The films contain what I would consider to be the two best performances by actresses last year. Perennially under appreciated actress Melissa Leo finally gets to show an audience what she can do with a great leading role in Frozen River and takes advantage of it. Her performance of Ray Eddy is distinctly human. Ray is a tired woman. She loves her kids but doesn't always know how to provide the best for them. In one particular sequence, we see her prejudices come to the surface. Leo juggles all of this-the desperation, the simpleness-and still injects a bit of humor into a few of her scenes.

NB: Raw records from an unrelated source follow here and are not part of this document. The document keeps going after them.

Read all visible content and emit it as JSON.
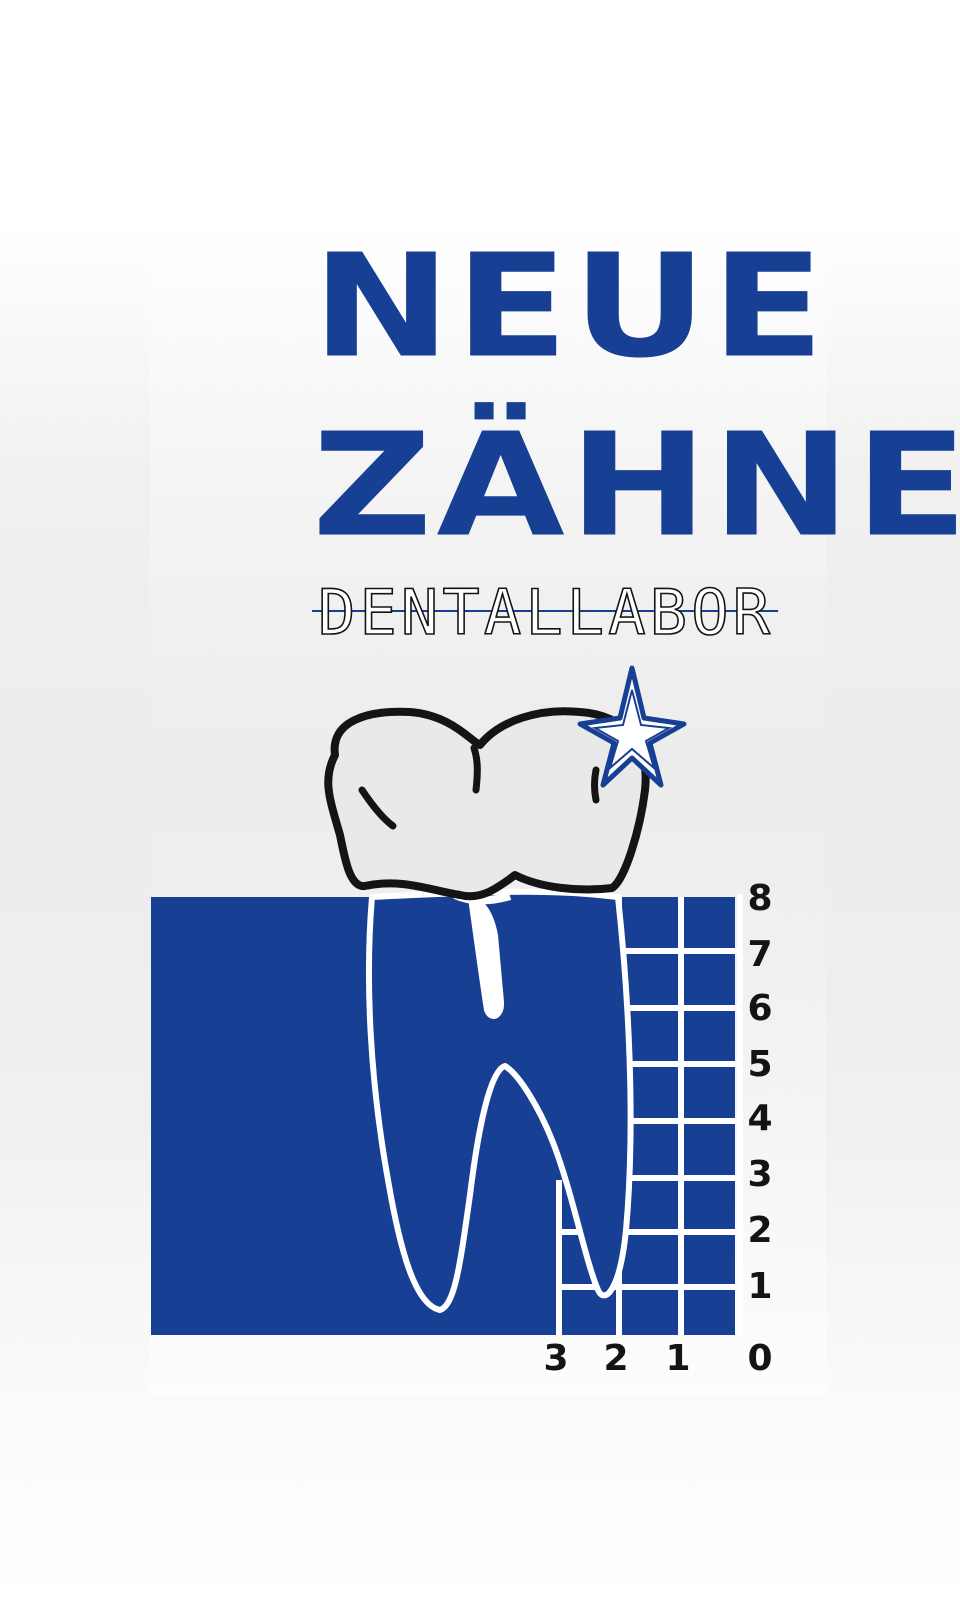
{
  "logo": {
    "line1": "NEUE",
    "line2": "ZÄHNE",
    "subtitle": "DENTALLABOR",
    "colors": {
      "blue": "#173f93",
      "black": "#141414",
      "crown": "#e9e9e9"
    },
    "scale_vertical": [
      "8",
      "7",
      "6",
      "5",
      "4",
      "3",
      "2",
      "1",
      "0"
    ],
    "scale_horizontal": [
      "3",
      "2",
      "1"
    ],
    "icons": [
      "tooth-icon",
      "star-icon"
    ]
  }
}
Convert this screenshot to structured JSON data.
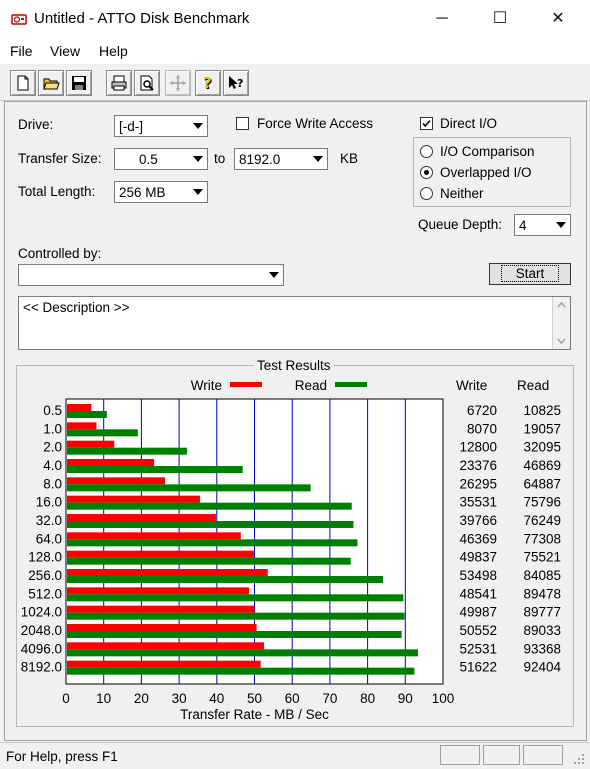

Similarly, new discovery Tarra Riggs is a revelation in Ballast, playing a mother who's lost control of her family and is trying desperately to get it back. At times, this is an angry performance, but it never goes over the line into histrionics. She plays Marlee, a woman who will do anything for her son until circumstances intervene, forcing her to make decisions and grow as a woman in ways that ultimately allow her to do something for herself.
It would be a misnomer to say that Ballast and Frozen River examine the hardships of working class Americans in the exact same way. Frozen River has a more generally traditional narrative structure whereas Ballast's modus operandi is to follow its characters to an end that is not so much a resolution as the promise of better things to come. Nevertheless, both are powerful and distinctly human snapshots into the modern American psyche, executed skillfully by two new directors who I hope have even more exciting projects ahead of them.